Did you ever wonder just how much material is recycled each year and where it all goes?
Did you ever wonder just how much material is recycled each year and where it all goes?
By David McClelland
I dutifully place all our recyclables in our Blue and White Recycle Bin in each week and haul it out to the curb on Tuesday mornings for pick-up. I always wondered where it went and what it amounted to, nationally.
The Birmingham-Bloomfield Eagle recently published statistics which it obtained from Consumer Energy's website for the period from 1992 – 2007. You need to divide the following numbers by 16 to get approximate annual figures.

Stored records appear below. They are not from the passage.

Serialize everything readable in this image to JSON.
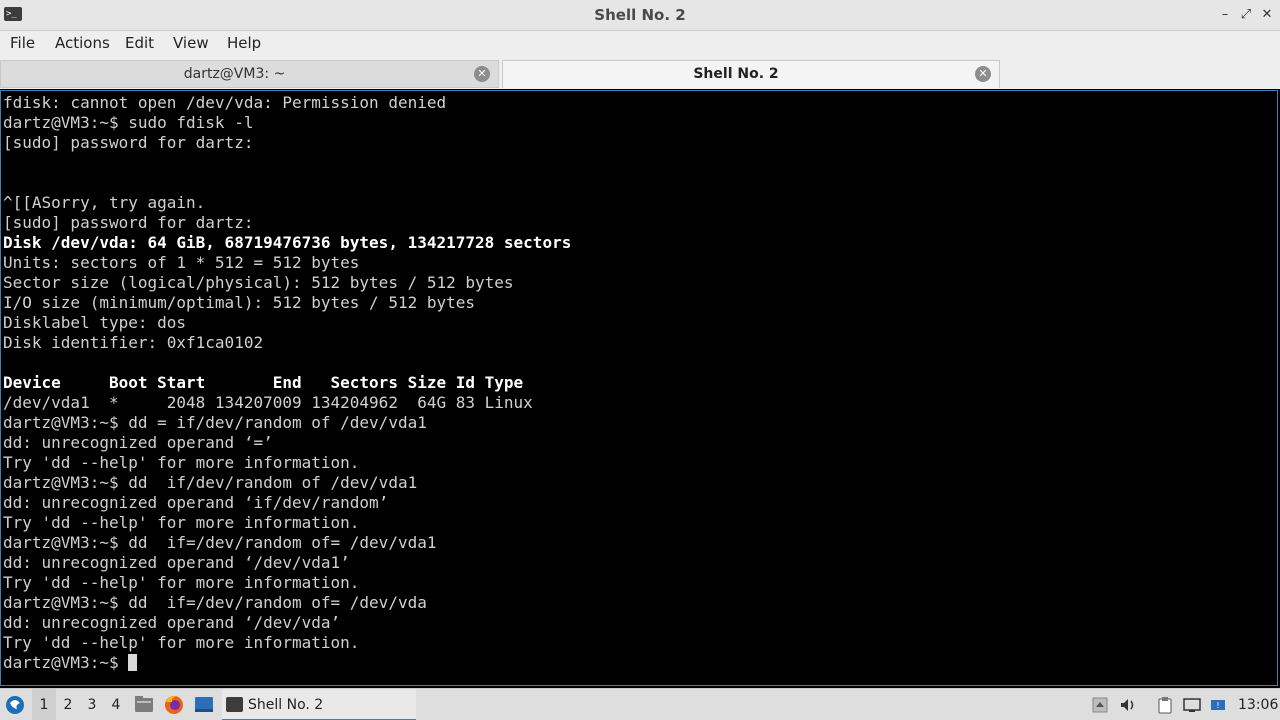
{
  "window": {
    "title": "Shell No. 2",
    "minimize": "–",
    "maximize": "⤢",
    "close": "✕"
  },
  "menu": [
    "File",
    "Actions",
    "Edit",
    "View",
    "Help"
  ],
  "tabs": [
    {
      "label": "dartz@VM3: ~",
      "close": "✕"
    },
    {
      "label": "Shell No. 2",
      "close": "✕"
    }
  ],
  "terminal": {
    "lines": [
      {
        "text": "fdisk: cannot open /dev/vda: Permission denied",
        "bold": false
      },
      {
        "text": "dartz@VM3:~$ sudo fdisk -l",
        "bold": false
      },
      {
        "text": "[sudo] password for dartz:",
        "bold": false
      },
      {
        "text": "",
        "bold": false
      },
      {
        "text": "",
        "bold": false
      },
      {
        "text": "^[[ASorry, try again.",
        "bold": false
      },
      {
        "text": "[sudo] password for dartz:",
        "bold": false
      },
      {
        "text": "Disk /dev/vda: 64 GiB, 68719476736 bytes, 134217728 sectors",
        "bold": true
      },
      {
        "text": "Units: sectors of 1 * 512 = 512 bytes",
        "bold": false
      },
      {
        "text": "Sector size (logical/physical): 512 bytes / 512 bytes",
        "bold": false
      },
      {
        "text": "I/O size (minimum/optimal): 512 bytes / 512 bytes",
        "bold": false
      },
      {
        "text": "Disklabel type: dos",
        "bold": false
      },
      {
        "text": "Disk identifier: 0xf1ca0102",
        "bold": false
      },
      {
        "text": "",
        "bold": false
      },
      {
        "text": "Device     Boot Start       End   Sectors Size Id Type",
        "bold": true
      },
      {
        "text": "/dev/vda1  *     2048 134207009 134204962  64G 83 Linux",
        "bold": false
      },
      {
        "text": "dartz@VM3:~$ dd = if/dev/random of /dev/vda1",
        "bold": false
      },
      {
        "text": "dd: unrecognized operand ‘=’",
        "bold": false
      },
      {
        "text": "Try 'dd --help' for more information.",
        "bold": false
      },
      {
        "text": "dartz@VM3:~$ dd  if/dev/random of /dev/vda1",
        "bold": false
      },
      {
        "text": "dd: unrecognized operand ‘if/dev/random’",
        "bold": false
      },
      {
        "text": "Try 'dd --help' for more information.",
        "bold": false
      },
      {
        "text": "dartz@VM3:~$ dd  if=/dev/random of= /dev/vda1",
        "bold": false
      },
      {
        "text": "dd: unrecognized operand ‘/dev/vda1’",
        "bold": false
      },
      {
        "text": "Try 'dd --help' for more information.",
        "bold": false
      },
      {
        "text": "dartz@VM3:~$ dd  if=/dev/random of= /dev/vda",
        "bold": false
      },
      {
        "text": "dd: unrecognized operand ‘/dev/vda’",
        "bold": false
      },
      {
        "text": "Try 'dd --help' for more information.",
        "bold": false
      }
    ],
    "prompt": "dartz@VM3:~$ "
  },
  "taskbar": {
    "workspaces": [
      "1",
      "2",
      "3",
      "4"
    ],
    "active_workspace": "1",
    "task_label": "Shell No. 2",
    "clock": "13:06"
  },
  "icons": {
    "start": "start-menu-icon",
    "files": "file-manager-icon",
    "browser": "firefox-icon",
    "desktop": "show-desktop-icon",
    "tray": [
      "tray-arrow-icon",
      "volume-icon",
      "clipboard-icon",
      "network-icon",
      "update-icon"
    ]
  },
  "colors": {
    "accent": "#3c80b8",
    "terminal_bg": "#000000",
    "terminal_fg": "#d0d0d0"
  }
}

Antifreeze – More than 300,000 gallons
Used oil – About 4 million gallons
Fuel – 150,000 gallons
Paint – 12,000 gallons
Batteries – 430,000 pounds
Mercury equipment – 21,000 pounds
Metals – 29,000 tons
Corrugated materials – 50,000 yards
Paper – Almost 117,000 yards
Wood and wood products – 189,000 tons
Toner cartridges - 16,000 tons
Lamps – 408,000 pounds
Electronics – 108,000 pounds
Lighting ballasts – Roughly 50,000 pounds
None of the above goes into landfills. Consumers Energy states that, in the last 20 years, there has been enough recycled material to fill 168 Olympic size swimming pools and conserved 551,000 cubic yards of land fill space. In 2010, there was more than one million pounds of universal waste and it all got recycled in one form or another. That is good news for Planet Earth and for you if you are at all "green."
Now, we both know more about our recycled material.